Sorting Hat Technologies Pvt. Ltd. v. Fermat Education

Gitanjali SadanCase Summary

Intermediary liability under Section 79 for copyright violation

Sorting Hat Technologies Pvt. Ltd. v. Fermat Education
In the High Court of Madras
OSA 7/2019, CMP 529/2019
Before Addl. Chief Justice (Dr) Vineet Kothari and Justice C. Saravanan
Decided on November 08, 2019

Relevancy of the case: Intermediary liability under Section 79 for copyright violation

Statutes and Provisions Involved

  • The Information Technology Act, 2000 (Section 79)
  • The Commercial Courts, Commercial Division and Commercial Appellate Division of High Courts Act, 2015 (Section 13(1))

Relevant Facts of the Case

  • The appellant-defendant is operating an online educational platform called Unacademy.
  • The respondent-plaintiffs filed a suit seeking a permanent injunction restraining the appellant-defendants from using any form of literary works such as tutorial videos, set of questions and other content, which amounts to the violation of the plaintiff’s copyrights.
  • Therefore, the court granted an ex parte ad-interim relief to the respondent-plaintiff. Subsequently, the appellant-defendant filed an application to set aside the interim order. The learned court rejected this application.
  • However, the aggrieved appellant has filed the present appeal.

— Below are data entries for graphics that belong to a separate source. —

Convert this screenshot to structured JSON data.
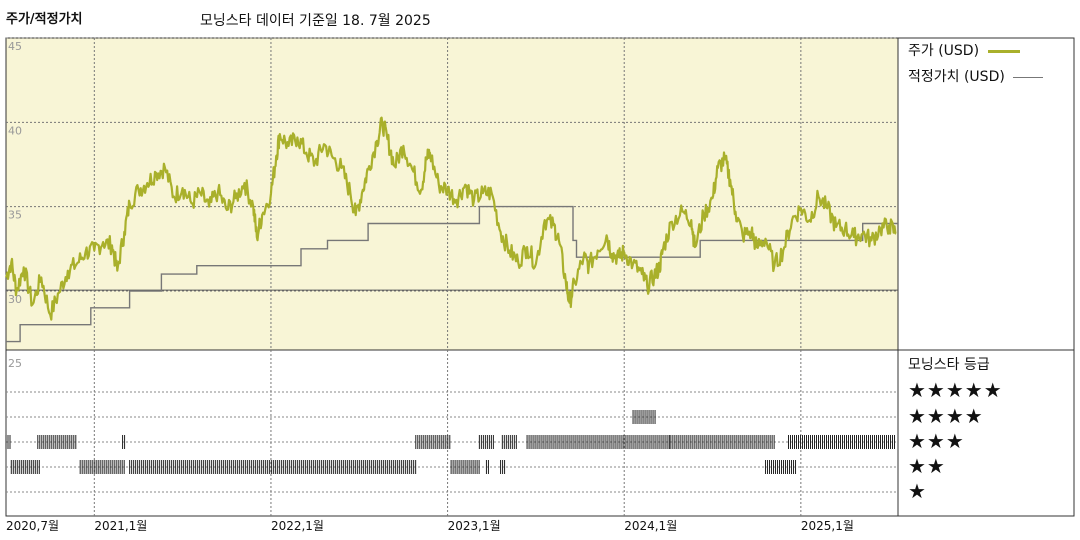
{
  "header": {
    "title": "주가/적정가치",
    "date_text": "모닝스타 데이터 기준일 18. 7월 2025"
  },
  "legend": {
    "price_label": "주가 (USD)",
    "fair_label": "적정가치 (USD)"
  },
  "rating": {
    "title": "모닝스타 등급",
    "stars": [
      "★★★★★",
      "★★★★",
      "★★★",
      "★★",
      "★"
    ]
  },
  "colors": {
    "price": "#a9b02b",
    "fair": "#777777",
    "plot_bg": "#f8f5d6",
    "bar": "#222222"
  },
  "chart_data": {
    "type": "line",
    "x_ticks": [
      "2020,7월",
      "2021,1월",
      "2022,1월",
      "2023,1월",
      "2024,1월",
      "2025,1월"
    ],
    "x_tick_t": [
      2020.5,
      2021.0,
      2022.0,
      2023.0,
      2024.0,
      2025.0
    ],
    "y_ticks": [
      "45",
      "40",
      "35",
      "30"
    ],
    "y_tick_values": [
      45,
      40,
      35,
      30
    ],
    "lower_y_tick": "25",
    "ylim": [
      26.5,
      45
    ],
    "xlim": [
      2020.5,
      2025.55
    ],
    "series": [
      {
        "name": "주가 (USD)",
        "points": [
          [
            2020.5,
            30.8
          ],
          [
            2020.53,
            31.7
          ],
          [
            2020.56,
            30.0
          ],
          [
            2020.6,
            31.4
          ],
          [
            2020.65,
            29.2
          ],
          [
            2020.7,
            30.8
          ],
          [
            2020.75,
            28.6
          ],
          [
            2020.8,
            29.9
          ],
          [
            2020.85,
            31.2
          ],
          [
            2020.9,
            31.6
          ],
          [
            2020.95,
            32.3
          ],
          [
            2021.0,
            32.4
          ],
          [
            2021.05,
            32.9
          ],
          [
            2021.1,
            32.7
          ],
          [
            2021.13,
            31.2
          ],
          [
            2021.17,
            33.5
          ],
          [
            2021.2,
            35.2
          ],
          [
            2021.25,
            36.0
          ],
          [
            2021.3,
            36.4
          ],
          [
            2021.35,
            37.0
          ],
          [
            2021.4,
            37.3
          ],
          [
            2021.45,
            35.6
          ],
          [
            2021.5,
            36.1
          ],
          [
            2021.55,
            35.2
          ],
          [
            2021.6,
            35.8
          ],
          [
            2021.65,
            35.0
          ],
          [
            2021.7,
            35.9
          ],
          [
            2021.75,
            34.8
          ],
          [
            2021.8,
            35.5
          ],
          [
            2021.85,
            36.4
          ],
          [
            2021.9,
            35.0
          ],
          [
            2021.92,
            33.2
          ],
          [
            2021.95,
            34.5
          ],
          [
            2022.0,
            35.8
          ],
          [
            2022.03,
            38.0
          ],
          [
            2022.05,
            39.3
          ],
          [
            2022.1,
            38.6
          ],
          [
            2022.15,
            39.1
          ],
          [
            2022.2,
            38.2
          ],
          [
            2022.25,
            37.6
          ],
          [
            2022.3,
            38.7
          ],
          [
            2022.35,
            37.9
          ],
          [
            2022.4,
            37.3
          ],
          [
            2022.45,
            35.8
          ],
          [
            2022.48,
            34.5
          ],
          [
            2022.52,
            36.0
          ],
          [
            2022.55,
            37.2
          ],
          [
            2022.6,
            38.9
          ],
          [
            2022.63,
            40.0
          ],
          [
            2022.66,
            39.0
          ],
          [
            2022.7,
            37.4
          ],
          [
            2022.75,
            38.6
          ],
          [
            2022.8,
            37.2
          ],
          [
            2022.85,
            36.0
          ],
          [
            2022.88,
            37.8
          ],
          [
            2022.9,
            38.2
          ],
          [
            2022.95,
            36.3
          ],
          [
            2023.0,
            36.0
          ],
          [
            2023.05,
            35.4
          ],
          [
            2023.1,
            36.3
          ],
          [
            2023.15,
            35.4
          ],
          [
            2023.2,
            35.8
          ],
          [
            2023.25,
            35.8
          ],
          [
            2023.3,
            33.5
          ],
          [
            2023.35,
            32.4
          ],
          [
            2023.4,
            31.7
          ],
          [
            2023.45,
            32.6
          ],
          [
            2023.5,
            31.6
          ],
          [
            2023.55,
            34.2
          ],
          [
            2023.6,
            33.9
          ],
          [
            2023.63,
            33.0
          ],
          [
            2023.67,
            30.5
          ],
          [
            2023.69,
            29.3
          ],
          [
            2023.72,
            30.5
          ],
          [
            2023.77,
            32.0
          ],
          [
            2023.8,
            31.5
          ],
          [
            2023.85,
            32.4
          ],
          [
            2023.9,
            33.3
          ],
          [
            2023.93,
            32.2
          ],
          [
            2023.97,
            32.0
          ],
          [
            2024.0,
            32.3
          ],
          [
            2024.05,
            31.6
          ],
          [
            2024.1,
            31.0
          ],
          [
            2024.13,
            30.3
          ],
          [
            2024.17,
            30.9
          ],
          [
            2024.2,
            31.4
          ],
          [
            2024.22,
            32.5
          ],
          [
            2024.27,
            34.1
          ],
          [
            2024.33,
            34.7
          ],
          [
            2024.38,
            34.2
          ],
          [
            2024.4,
            32.6
          ],
          [
            2024.45,
            34.5
          ],
          [
            2024.5,
            35.5
          ],
          [
            2024.53,
            37.3
          ],
          [
            2024.57,
            37.8
          ],
          [
            2024.6,
            36.6
          ],
          [
            2024.63,
            34.7
          ],
          [
            2024.67,
            33.3
          ],
          [
            2024.72,
            33.5
          ],
          [
            2024.75,
            32.6
          ],
          [
            2024.8,
            33.1
          ],
          [
            2024.85,
            31.5
          ],
          [
            2024.9,
            32.4
          ],
          [
            2024.95,
            34.2
          ],
          [
            2025.0,
            34.9
          ],
          [
            2025.05,
            34.2
          ],
          [
            2025.1,
            35.6
          ],
          [
            2025.15,
            34.9
          ],
          [
            2025.2,
            33.8
          ],
          [
            2025.25,
            33.7
          ],
          [
            2025.3,
            33.2
          ],
          [
            2025.35,
            33.4
          ],
          [
            2025.4,
            33.0
          ],
          [
            2025.45,
            33.7
          ],
          [
            2025.5,
            33.9
          ],
          [
            2025.54,
            33.4
          ]
        ]
      },
      {
        "name": "적정가치 (USD)",
        "points": [
          [
            2020.5,
            27.0
          ],
          [
            2020.58,
            27.0
          ],
          [
            2020.58,
            28.0
          ],
          [
            2020.98,
            28.0
          ],
          [
            2020.98,
            29.0
          ],
          [
            2021.2,
            29.0
          ],
          [
            2021.2,
            30.0
          ],
          [
            2021.38,
            30.0
          ],
          [
            2021.38,
            31.0
          ],
          [
            2021.58,
            31.0
          ],
          [
            2021.58,
            31.5
          ],
          [
            2022.17,
            31.5
          ],
          [
            2022.17,
            32.5
          ],
          [
            2022.32,
            32.5
          ],
          [
            2022.32,
            33.0
          ],
          [
            2022.55,
            33.0
          ],
          [
            2022.55,
            34.0
          ],
          [
            2023.18,
            34.0
          ],
          [
            2023.18,
            35.0
          ],
          [
            2023.71,
            35.0
          ],
          [
            2023.71,
            33.0
          ],
          [
            2023.73,
            33.0
          ],
          [
            2023.73,
            32.0
          ],
          [
            2024.43,
            32.0
          ],
          [
            2024.43,
            33.0
          ],
          [
            2025.35,
            33.0
          ],
          [
            2025.35,
            34.0
          ],
          [
            2025.55,
            34.0
          ]
        ]
      }
    ],
    "rating_history": {
      "levels": [
        5,
        4,
        3,
        2,
        1
      ],
      "segments": [
        {
          "level": 3,
          "start": 2020.5,
          "end": 2020.53
        },
        {
          "level": 3,
          "start": 2020.68,
          "end": 2020.9
        },
        {
          "level": 3,
          "start": 2021.16,
          "end": 2021.18
        },
        {
          "level": 3,
          "start": 2022.82,
          "end": 2023.02
        },
        {
          "level": 3,
          "start": 2023.18,
          "end": 2023.27
        },
        {
          "level": 3,
          "start": 2023.31,
          "end": 2023.4
        },
        {
          "level": 3,
          "start": 2023.45,
          "end": 2024.26
        },
        {
          "level": 3,
          "start": 2024.26,
          "end": 2024.85
        },
        {
          "level": 3,
          "start": 2024.93,
          "end": 2025.54
        },
        {
          "level": 4,
          "start": 2024.05,
          "end": 2024.18
        },
        {
          "level": 2,
          "start": 2020.53,
          "end": 2020.69
        },
        {
          "level": 2,
          "start": 2020.92,
          "end": 2021.17
        },
        {
          "level": 2,
          "start": 2021.2,
          "end": 2022.83
        },
        {
          "level": 2,
          "start": 2023.02,
          "end": 2023.18
        },
        {
          "level": 2,
          "start": 2023.22,
          "end": 2023.24
        },
        {
          "level": 2,
          "start": 2023.3,
          "end": 2023.33
        },
        {
          "level": 2,
          "start": 2024.8,
          "end": 2024.98
        }
      ]
    }
  }
}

Prominent Arguments by the Advocates

  • The appellant’s counsel submitted that they were hosting questions provided by the tutors. It was not possible for them to know whether these questions were copied from the respondent-plaintiff’s website.
  • The respondent’s counsel submitted that their website has several unique questions that are available for free as well as on paid basis. The appellants have regularly copied the questions on their website. The appellant has further admitted to copyright violation in multiple email correspondences. However, they did not take down any questions.
  • The appellant is not acting as an intermediary. Therefore, it cannot seek protection under Section 79 of the Information Technology Act, 2000.

Opinion of the Bench

  • The appellant cannot plead ignorance to the guidelines issued under the Information Technology Act, 2000.
  • However, mere exchange of email correspondence between the appellant and the respondent is not sufficient to serve as proof.
  • The Trial Court of the Learned Single Judge may pass an appropriate order allowing the respondent-plaintiff to demonstrate that the appellant had violated their copyrights.

Final Decision

  • The court disposed of the appeal.